I was talking to my BFF about the trip to Arizona and she said to me “Well might as well take them, you should get use to having them and managing them.” I hurt when she said that, I hurt because at this point we are suppose to be doing overnights. It isn’t happening and I am not all right with it.
When the kids talked to Mom last night she said she had no money. It is the second of the month and you just got your check, where did it go? I fear she gave it to Dad who is still using and homeless. If that is what happened I can’t blame her but what about the kids? I know she doesn’t have them yet but still shouldn’t she be saving for when that happens? Am I being judgmental? Am I imposing my values? I can’t really tell I can’t be objective.

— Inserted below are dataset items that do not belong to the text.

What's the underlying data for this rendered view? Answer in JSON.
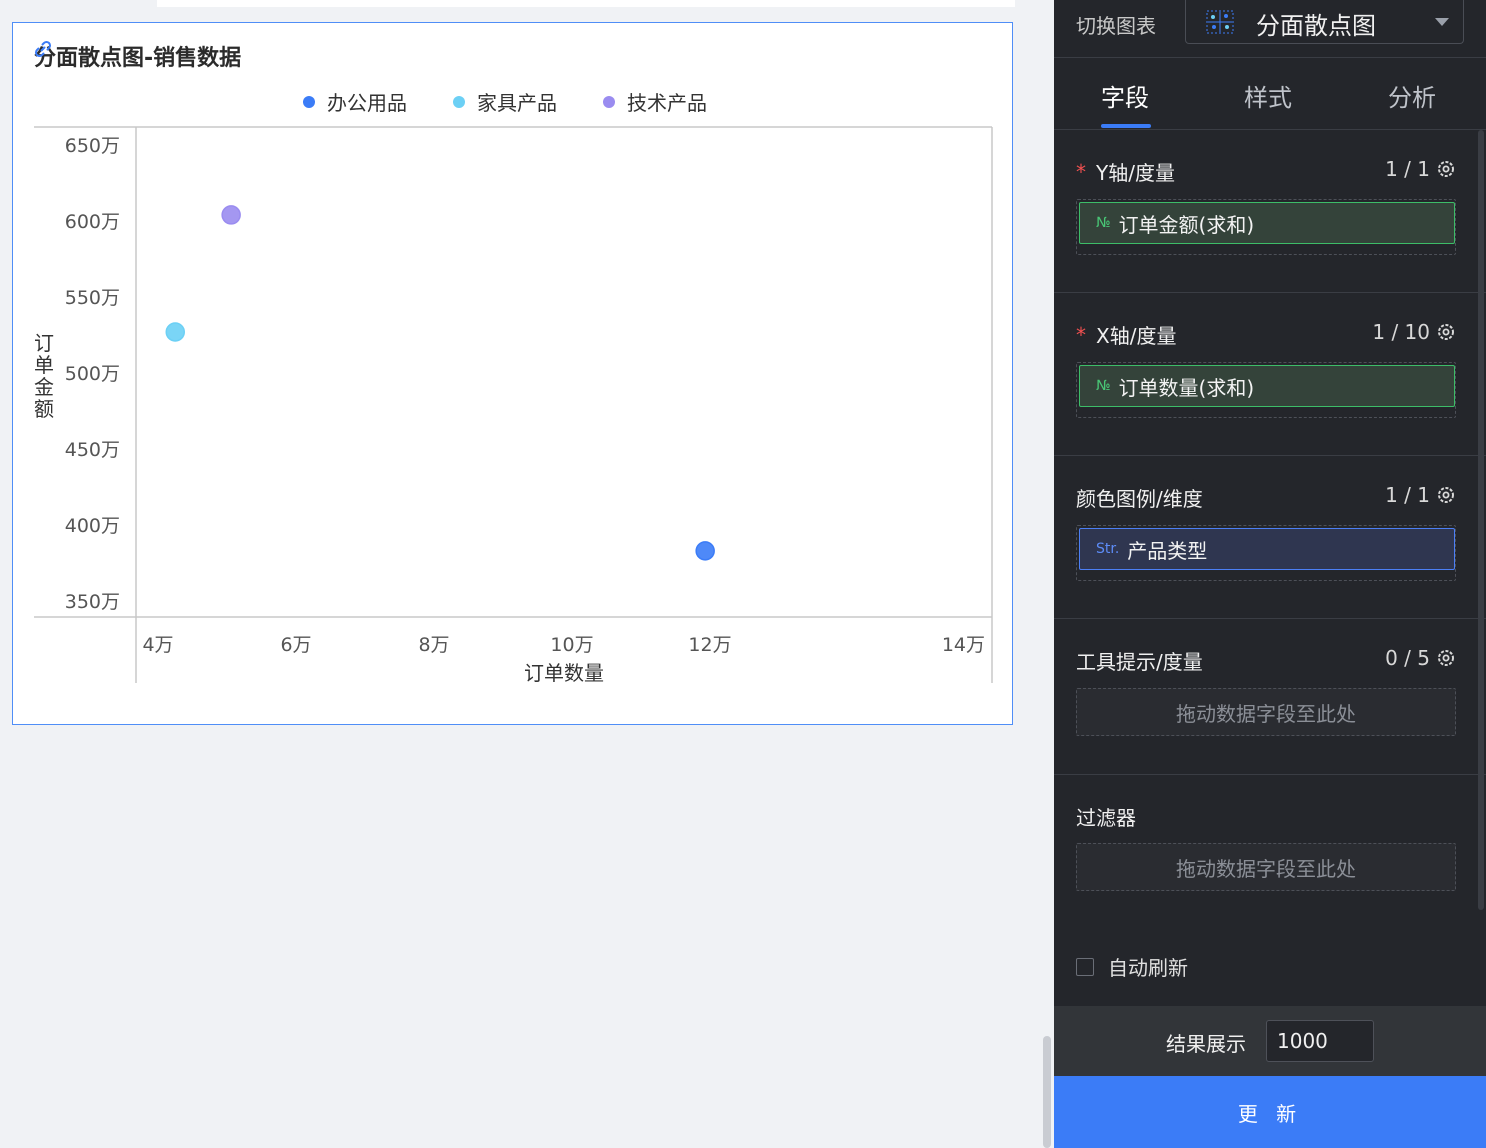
{
  "chart": {
    "title": "分面散点图-销售数据",
    "legend": [
      {
        "label": "办公用品",
        "color": "#3b7cf7"
      },
      {
        "label": "家具产品",
        "color": "#6cd0f5"
      },
      {
        "label": "技术产品",
        "color": "#9a8cf0"
      }
    ]
  },
  "chart_data": {
    "type": "scatter",
    "title": "分面散点图-销售数据",
    "xlabel": "订单数量",
    "ylabel": "订单金额",
    "x_ticks": [
      "4万",
      "6万",
      "8万",
      "10万",
      "12万",
      "14万"
    ],
    "y_ticks": [
      "650万",
      "600万",
      "550万",
      "500万",
      "450万",
      "400万",
      "350万"
    ],
    "series": [
      {
        "name": "办公用品",
        "color": "#3b7cf7",
        "points": [
          {
            "x": 119300,
            "y": 3830000
          }
        ]
      },
      {
        "name": "家具产品",
        "color": "#6cd0f5",
        "points": [
          {
            "x": 42500,
            "y": 5270000
          }
        ]
      },
      {
        "name": "技术产品",
        "color": "#9a8cf0",
        "points": [
          {
            "x": 50600,
            "y": 6040000
          }
        ]
      }
    ],
    "grid": false,
    "legend_position": "top-center"
  },
  "panel": {
    "switch_label": "切换图表",
    "chart_type": "分面散点图",
    "tabs": [
      "字段",
      "样式",
      "分析"
    ],
    "active_tab": "字段",
    "sections": {
      "y_axis": {
        "title": "Y轴/度量",
        "count": "1 / 1",
        "field_type": "№",
        "field": "订单金额(求和)"
      },
      "x_axis": {
        "title": "X轴/度量",
        "count": "1 / 10",
        "field_type": "№",
        "field": "订单数量(求和)"
      },
      "color": {
        "title": "颜色图例/维度",
        "count": "1 / 1",
        "field_type": "Str.",
        "field": "产品类型"
      },
      "tooltip": {
        "title": "工具提示/度量",
        "count": "0 / 5",
        "placeholder": "拖动数据字段至此处"
      },
      "filter": {
        "title": "过滤器",
        "placeholder": "拖动数据字段至此处"
      }
    },
    "auto_refresh": "自动刷新",
    "result_label": "结果展示",
    "result_value": "1000",
    "update_button": "更 新"
  }
}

My BFF called me on the way home tonight and relayed that she feels the rehab house is setting Mom up for failure. Her words are falling on deaf ears. I feel the same way and it makes me sick to think about it. I can’t stop thinking about this fear and it eats at me daily. I have to stop obsessing and yet I cannot. I have to find peace with this and yet I don’t know how.
I love the kids and of course would care for them for life but this is not how I thought it would happen. It started out all positive and now the negative is creeping in. I reached out to my Rector because I know I have to deal and accept whatever is going to happen. I already said I would and I don’t make a habit of lying.
I can’t help but wonder though do others go through this or am I alone.